【山口敏太郎オカルト評論家のUMA図鑑#633】最近、インターネットの巨大掲示板で話題になった未確認生物が「満州の馬頭人」である。情報の真偽が不確かなインターネットの巨大掲示板といえども、未確認生物の情報はなかなか見るべきものがある。果たして、この情報は本当であろうか。

 戦争中に、満州駐在の部隊に配属になった兵隊がいた。だが、支給される食事も貧しく、労働もきついので、仲間たち10人で脱走することにした。しかし、脱走してみたものの、周囲は植物が生い茂る原野が広がるばかり。15キロくらい進んだところで一歩も動けなくなってしまった。

 駅までは残り15キロほどある。そこで仲間たちと、小さな小屋を建てて休んでいた。このままではひどい寒さと飢えで死んでしまうのは間違いなかった。すると、1人の馬面の男が小屋の中をのぞき込んだ。男は毛皮を身に付け、まるで原始人のような格好をしている。その男はその場からいなくなり、しばらくすると、数人の仲間を連れて帰ってきた。
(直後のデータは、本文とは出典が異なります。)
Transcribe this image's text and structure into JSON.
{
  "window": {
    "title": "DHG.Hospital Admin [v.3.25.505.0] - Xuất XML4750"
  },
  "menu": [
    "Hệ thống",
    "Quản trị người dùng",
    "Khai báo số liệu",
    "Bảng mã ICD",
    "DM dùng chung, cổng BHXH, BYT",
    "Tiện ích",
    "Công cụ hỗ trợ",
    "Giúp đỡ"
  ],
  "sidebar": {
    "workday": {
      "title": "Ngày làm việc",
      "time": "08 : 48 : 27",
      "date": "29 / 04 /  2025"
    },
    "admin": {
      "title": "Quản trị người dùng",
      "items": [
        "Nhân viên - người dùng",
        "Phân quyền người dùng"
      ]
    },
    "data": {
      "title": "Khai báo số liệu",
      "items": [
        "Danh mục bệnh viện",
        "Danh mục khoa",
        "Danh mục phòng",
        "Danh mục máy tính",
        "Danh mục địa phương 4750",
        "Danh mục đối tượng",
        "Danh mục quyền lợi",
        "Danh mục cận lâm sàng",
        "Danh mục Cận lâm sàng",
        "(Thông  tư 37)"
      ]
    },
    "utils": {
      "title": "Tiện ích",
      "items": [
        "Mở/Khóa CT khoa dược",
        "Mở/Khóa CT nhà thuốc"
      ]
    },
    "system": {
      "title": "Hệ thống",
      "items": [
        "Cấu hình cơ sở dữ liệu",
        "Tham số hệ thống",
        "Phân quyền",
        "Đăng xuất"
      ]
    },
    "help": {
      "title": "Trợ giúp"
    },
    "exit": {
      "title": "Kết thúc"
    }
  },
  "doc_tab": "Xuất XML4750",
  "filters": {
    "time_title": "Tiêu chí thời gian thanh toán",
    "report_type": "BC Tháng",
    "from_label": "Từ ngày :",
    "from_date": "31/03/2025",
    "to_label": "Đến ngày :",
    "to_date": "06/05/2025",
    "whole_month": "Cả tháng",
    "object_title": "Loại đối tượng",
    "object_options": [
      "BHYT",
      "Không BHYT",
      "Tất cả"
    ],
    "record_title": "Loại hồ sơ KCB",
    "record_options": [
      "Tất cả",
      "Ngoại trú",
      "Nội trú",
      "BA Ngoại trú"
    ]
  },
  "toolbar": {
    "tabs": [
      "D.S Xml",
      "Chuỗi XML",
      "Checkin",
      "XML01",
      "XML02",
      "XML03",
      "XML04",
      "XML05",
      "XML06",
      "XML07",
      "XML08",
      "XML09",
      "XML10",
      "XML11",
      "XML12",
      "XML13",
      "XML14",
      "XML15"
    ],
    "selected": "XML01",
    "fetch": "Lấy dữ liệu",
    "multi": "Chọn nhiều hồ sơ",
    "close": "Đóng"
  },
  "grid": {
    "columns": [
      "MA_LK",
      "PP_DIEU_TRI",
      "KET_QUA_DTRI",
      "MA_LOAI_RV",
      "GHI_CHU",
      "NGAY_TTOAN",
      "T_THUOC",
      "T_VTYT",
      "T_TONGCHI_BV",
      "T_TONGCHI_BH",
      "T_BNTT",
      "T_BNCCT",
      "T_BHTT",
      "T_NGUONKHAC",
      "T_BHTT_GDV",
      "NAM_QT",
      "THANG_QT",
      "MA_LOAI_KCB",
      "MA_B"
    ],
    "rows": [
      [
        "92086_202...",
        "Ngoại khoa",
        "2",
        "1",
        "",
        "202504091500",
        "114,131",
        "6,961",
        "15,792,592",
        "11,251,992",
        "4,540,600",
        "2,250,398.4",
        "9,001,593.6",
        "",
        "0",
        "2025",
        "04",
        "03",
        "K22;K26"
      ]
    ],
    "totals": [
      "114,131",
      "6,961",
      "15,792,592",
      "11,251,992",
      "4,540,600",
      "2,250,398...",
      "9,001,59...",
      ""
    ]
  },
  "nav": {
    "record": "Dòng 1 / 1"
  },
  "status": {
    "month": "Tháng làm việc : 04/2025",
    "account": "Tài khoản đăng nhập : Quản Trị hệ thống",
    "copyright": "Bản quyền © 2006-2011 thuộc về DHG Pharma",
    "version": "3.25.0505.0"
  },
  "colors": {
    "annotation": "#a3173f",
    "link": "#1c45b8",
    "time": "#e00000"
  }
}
 そして、寒さと飢えで弱っている日本兵を担ぎ上げると、彼らの住居である洞穴まで連れて行った。洞穴では、ネギのような草を煮込んだ汁や、カボチャを酸っぱくしたようなものを食べさせてくれた。

 3日ほどすると、日本兵は全員元気になった。彼らにお礼を言ったが、全く言葉が通じない。身ぶり手ぶりで自分たちは駅を目指すと説明した。そして助けてもらったお礼に、ライターやマッチを渡した。すると、彼らは毛皮と木の実をくれた。日本兵はその後、無事に駅に着いたといわれている。

 この民族は一体いかなる存在なのか、古代中国のモンスター図鑑ともいえる奇書「山海経(せんがいきょう)」に掲載されている異民族の一種であろうか。どちらにしろわれわれ人類とは違う亜種の人類ではないだろうか。